As shocking as Durant's coming-out party in the desert was, his performance two weeks later at Doral might have been even more impressive. Playing in a wind that gusted hard enough to send palm fronds skittering across the fairways, Durant's final-round 65 was the best score of the day, and he stormed back from four strokes down to become the Tour's only multiple winner this season.
In the wake of that victory Durant's quiet life was turned upside down. When he checked his cell phone the next day, he had 23 messages, and he arrived at the Honda to discover his locker was plastered with two-dozen congratulatory notes. Durant was so run down by all the demands on his time that on Friday afternoon he crashed for a three-hour power nap, and he didn't hit balls following any of his rounds.

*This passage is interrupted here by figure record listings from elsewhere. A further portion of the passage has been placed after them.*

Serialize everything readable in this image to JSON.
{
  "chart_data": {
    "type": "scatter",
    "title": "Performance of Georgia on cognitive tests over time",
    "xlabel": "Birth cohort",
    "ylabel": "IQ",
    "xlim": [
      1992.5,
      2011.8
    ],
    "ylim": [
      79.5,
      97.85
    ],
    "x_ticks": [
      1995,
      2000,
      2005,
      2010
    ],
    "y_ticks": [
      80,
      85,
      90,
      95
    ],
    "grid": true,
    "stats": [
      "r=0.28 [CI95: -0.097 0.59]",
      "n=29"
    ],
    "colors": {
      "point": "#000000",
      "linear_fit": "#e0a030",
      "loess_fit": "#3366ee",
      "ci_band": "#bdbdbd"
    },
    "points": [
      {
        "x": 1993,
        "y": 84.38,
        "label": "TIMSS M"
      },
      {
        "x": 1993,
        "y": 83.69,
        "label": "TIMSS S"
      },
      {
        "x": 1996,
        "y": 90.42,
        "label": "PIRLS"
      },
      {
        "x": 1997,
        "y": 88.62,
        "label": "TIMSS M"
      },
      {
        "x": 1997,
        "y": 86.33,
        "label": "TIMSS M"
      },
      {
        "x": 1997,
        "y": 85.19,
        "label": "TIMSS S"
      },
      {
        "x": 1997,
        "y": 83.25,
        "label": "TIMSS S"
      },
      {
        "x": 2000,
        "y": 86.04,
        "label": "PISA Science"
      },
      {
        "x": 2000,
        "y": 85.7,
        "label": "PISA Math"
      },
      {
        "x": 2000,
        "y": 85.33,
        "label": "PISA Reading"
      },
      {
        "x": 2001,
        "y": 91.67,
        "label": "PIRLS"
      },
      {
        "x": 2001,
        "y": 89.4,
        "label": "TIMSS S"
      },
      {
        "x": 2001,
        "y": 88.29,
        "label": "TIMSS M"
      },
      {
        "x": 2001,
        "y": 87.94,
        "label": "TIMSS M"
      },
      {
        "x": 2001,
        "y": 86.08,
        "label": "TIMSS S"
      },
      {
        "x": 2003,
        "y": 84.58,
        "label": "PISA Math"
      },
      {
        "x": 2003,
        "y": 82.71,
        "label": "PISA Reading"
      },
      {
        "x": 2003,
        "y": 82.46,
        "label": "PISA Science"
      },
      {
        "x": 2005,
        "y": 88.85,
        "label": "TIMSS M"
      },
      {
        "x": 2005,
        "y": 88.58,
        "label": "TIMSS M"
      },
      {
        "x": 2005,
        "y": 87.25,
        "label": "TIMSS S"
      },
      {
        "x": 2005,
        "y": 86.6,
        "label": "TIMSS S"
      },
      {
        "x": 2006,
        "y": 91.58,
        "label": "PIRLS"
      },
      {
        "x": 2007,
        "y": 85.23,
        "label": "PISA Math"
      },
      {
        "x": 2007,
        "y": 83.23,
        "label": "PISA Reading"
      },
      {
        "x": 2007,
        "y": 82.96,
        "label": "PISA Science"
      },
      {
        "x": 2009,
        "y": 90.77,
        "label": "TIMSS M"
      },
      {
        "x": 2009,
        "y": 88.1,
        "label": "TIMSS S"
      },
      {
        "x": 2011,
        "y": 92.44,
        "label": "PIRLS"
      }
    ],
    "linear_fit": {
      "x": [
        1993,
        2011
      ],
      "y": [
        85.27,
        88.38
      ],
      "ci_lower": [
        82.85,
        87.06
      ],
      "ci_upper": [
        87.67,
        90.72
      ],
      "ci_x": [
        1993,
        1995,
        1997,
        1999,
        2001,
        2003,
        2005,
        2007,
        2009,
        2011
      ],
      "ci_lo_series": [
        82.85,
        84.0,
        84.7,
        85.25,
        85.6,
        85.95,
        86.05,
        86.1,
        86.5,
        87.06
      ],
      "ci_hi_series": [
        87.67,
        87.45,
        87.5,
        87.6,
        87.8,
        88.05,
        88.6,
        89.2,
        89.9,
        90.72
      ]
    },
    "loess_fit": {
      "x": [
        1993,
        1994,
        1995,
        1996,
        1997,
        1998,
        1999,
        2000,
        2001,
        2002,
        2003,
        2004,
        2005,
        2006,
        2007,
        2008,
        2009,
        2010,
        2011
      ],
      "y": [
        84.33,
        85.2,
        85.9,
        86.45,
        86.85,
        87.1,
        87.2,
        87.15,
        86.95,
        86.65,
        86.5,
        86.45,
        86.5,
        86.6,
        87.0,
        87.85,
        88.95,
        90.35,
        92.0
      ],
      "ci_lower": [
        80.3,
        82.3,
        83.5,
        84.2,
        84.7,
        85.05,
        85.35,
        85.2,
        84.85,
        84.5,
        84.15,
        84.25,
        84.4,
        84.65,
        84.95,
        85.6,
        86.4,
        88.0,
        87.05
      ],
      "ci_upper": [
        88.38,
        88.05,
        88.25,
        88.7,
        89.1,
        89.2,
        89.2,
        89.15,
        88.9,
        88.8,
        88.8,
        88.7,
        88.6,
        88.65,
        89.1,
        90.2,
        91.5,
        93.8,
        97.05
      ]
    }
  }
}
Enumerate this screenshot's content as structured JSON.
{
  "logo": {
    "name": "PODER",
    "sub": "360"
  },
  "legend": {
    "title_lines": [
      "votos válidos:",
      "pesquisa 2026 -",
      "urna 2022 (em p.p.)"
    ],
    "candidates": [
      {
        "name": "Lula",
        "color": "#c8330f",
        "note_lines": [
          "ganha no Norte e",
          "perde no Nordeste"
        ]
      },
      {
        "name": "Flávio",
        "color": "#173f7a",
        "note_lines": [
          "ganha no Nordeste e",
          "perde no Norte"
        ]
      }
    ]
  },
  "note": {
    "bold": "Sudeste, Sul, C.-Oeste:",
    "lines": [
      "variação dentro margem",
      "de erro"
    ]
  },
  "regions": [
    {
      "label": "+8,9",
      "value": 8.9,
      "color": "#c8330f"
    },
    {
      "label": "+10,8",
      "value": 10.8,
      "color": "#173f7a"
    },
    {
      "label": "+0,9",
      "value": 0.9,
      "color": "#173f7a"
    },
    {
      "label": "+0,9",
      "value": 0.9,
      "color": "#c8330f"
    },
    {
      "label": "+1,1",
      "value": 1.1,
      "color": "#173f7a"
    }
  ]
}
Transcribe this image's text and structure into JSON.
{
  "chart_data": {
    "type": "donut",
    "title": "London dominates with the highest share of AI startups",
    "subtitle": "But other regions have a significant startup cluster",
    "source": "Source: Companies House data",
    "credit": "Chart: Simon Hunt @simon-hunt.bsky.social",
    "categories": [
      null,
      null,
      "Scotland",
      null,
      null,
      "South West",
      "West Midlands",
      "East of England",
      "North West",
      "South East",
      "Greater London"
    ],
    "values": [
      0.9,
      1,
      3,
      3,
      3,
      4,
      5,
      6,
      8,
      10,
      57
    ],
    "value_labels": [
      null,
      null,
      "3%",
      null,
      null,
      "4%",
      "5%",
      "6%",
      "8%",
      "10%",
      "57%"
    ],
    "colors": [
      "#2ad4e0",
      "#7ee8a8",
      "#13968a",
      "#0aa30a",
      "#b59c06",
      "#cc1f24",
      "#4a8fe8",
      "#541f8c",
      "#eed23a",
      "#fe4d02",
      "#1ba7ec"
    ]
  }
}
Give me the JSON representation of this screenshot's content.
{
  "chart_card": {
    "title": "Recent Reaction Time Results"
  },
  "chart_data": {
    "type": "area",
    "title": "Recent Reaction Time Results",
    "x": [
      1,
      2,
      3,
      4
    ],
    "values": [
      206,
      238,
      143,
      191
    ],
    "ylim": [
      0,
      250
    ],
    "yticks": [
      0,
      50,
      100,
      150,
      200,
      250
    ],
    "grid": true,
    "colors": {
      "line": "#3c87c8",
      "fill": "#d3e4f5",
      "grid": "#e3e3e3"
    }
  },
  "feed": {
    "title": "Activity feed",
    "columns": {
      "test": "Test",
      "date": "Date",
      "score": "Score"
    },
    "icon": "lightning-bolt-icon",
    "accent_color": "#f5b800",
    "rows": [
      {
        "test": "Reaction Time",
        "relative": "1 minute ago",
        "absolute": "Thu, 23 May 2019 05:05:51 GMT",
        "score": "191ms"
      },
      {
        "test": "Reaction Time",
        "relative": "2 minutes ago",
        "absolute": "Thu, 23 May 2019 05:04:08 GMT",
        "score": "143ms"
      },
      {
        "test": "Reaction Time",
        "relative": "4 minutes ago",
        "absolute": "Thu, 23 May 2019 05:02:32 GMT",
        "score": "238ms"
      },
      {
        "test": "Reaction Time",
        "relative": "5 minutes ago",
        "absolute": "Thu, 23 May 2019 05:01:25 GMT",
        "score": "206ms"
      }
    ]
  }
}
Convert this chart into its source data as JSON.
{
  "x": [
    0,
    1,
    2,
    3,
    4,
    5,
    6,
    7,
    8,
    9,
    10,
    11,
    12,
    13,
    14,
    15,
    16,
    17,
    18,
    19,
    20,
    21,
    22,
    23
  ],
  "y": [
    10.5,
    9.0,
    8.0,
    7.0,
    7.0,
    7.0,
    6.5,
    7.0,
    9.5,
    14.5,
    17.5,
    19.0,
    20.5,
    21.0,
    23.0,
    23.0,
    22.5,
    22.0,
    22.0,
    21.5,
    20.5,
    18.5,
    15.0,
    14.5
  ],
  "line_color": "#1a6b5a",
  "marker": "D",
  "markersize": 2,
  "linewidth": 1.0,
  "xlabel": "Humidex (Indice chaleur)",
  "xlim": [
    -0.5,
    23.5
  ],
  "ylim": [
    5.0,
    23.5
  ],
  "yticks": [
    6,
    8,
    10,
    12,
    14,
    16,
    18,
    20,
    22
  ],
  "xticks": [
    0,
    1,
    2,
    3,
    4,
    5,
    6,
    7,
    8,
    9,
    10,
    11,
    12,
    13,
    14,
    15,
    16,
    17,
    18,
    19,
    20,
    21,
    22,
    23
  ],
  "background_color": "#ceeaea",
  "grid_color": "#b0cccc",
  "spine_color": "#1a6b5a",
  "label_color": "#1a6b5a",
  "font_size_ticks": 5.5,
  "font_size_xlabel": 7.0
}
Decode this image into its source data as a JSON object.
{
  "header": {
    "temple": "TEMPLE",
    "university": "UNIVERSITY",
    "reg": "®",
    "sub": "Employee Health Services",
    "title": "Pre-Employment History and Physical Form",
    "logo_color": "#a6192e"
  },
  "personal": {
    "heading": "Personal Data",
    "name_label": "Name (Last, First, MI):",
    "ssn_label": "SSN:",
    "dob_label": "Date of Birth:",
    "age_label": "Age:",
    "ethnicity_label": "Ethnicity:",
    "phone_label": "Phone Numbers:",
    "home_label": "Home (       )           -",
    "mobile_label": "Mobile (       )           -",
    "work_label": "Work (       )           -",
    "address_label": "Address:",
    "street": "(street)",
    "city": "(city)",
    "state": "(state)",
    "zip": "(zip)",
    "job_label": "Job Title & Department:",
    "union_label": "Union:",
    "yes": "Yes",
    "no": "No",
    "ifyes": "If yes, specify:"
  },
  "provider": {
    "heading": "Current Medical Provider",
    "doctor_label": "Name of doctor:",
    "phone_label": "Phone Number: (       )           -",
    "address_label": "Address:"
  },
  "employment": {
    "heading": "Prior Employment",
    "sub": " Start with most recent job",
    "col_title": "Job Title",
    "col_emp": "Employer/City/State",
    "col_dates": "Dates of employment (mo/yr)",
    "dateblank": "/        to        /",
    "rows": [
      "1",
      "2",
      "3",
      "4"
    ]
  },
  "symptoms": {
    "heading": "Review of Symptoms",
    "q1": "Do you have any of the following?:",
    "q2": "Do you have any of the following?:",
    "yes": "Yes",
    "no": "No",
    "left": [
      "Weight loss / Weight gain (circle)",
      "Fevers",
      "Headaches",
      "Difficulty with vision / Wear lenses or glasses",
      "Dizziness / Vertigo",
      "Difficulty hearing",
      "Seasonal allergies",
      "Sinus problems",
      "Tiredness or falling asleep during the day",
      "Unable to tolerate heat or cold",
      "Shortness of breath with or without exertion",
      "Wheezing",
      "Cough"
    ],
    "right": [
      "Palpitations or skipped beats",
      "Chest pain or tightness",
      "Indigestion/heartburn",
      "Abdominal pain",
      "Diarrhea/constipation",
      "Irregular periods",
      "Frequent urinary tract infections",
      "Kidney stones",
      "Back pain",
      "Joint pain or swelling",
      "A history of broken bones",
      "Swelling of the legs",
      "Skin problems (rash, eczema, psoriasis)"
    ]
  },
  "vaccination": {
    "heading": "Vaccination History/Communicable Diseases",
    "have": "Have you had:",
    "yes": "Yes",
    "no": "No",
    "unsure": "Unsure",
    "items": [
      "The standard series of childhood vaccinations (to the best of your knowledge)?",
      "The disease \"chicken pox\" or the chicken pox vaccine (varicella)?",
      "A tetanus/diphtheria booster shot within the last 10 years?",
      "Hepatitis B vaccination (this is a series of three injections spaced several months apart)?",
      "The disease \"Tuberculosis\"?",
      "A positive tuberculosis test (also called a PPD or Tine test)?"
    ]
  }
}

Durant had such a low profile coming into this season that he still wears clothing adorned with the generic PGA TOUR logo, but don't fret about how he'll handle fame and fortune. He and Tracey have already dealt with the primary distraction of the Tour's nouveau riche, the New House. For a year and a half they have been planning their dream digs—not some ostentatious Isle-worth Xanadu but a simple country home 20 acres north of Pensacola. The accompanying barn has already gone up, to house Tracey's Arabian, Junior. They plan to add more horses, for Connor, nine, and her brother, Hayes, three. Dad has designs for a full-blown practice facility, but more now he simply aims for the horizon and shags the balls himself. For added ambiance Durant often cues up the strains of his favorite band—Pink Floyd, of course.
Having brought his game back from the dark side of the moon, Durant was in no position to pout about a fifth-place finish at the Honda. "More points," he said, alluding to the Ryder Cup standings. (He's eighth.) The Sept. 28-30 match at the Belfry has become his primary goal for the year. Back at the warehouse in Fort Walton Beach, some interested observers are charting his progress.
"We're allowed to watch TV during the workday if it's golf-related, being in the golf business and all," says Hardin. "I keep an eye out for Joe. He's the type of person who would've been successful wherever he went. If he had stayed with Edwin Watts Golf, within six months he would have moved to a better position in the warehouse. Six months after that he could have looked forward to moving to our retail staff. After that, who knows? With his work ethic and friendly manner he very well could've become a manager of one of our retail stores Joe had a bright future here."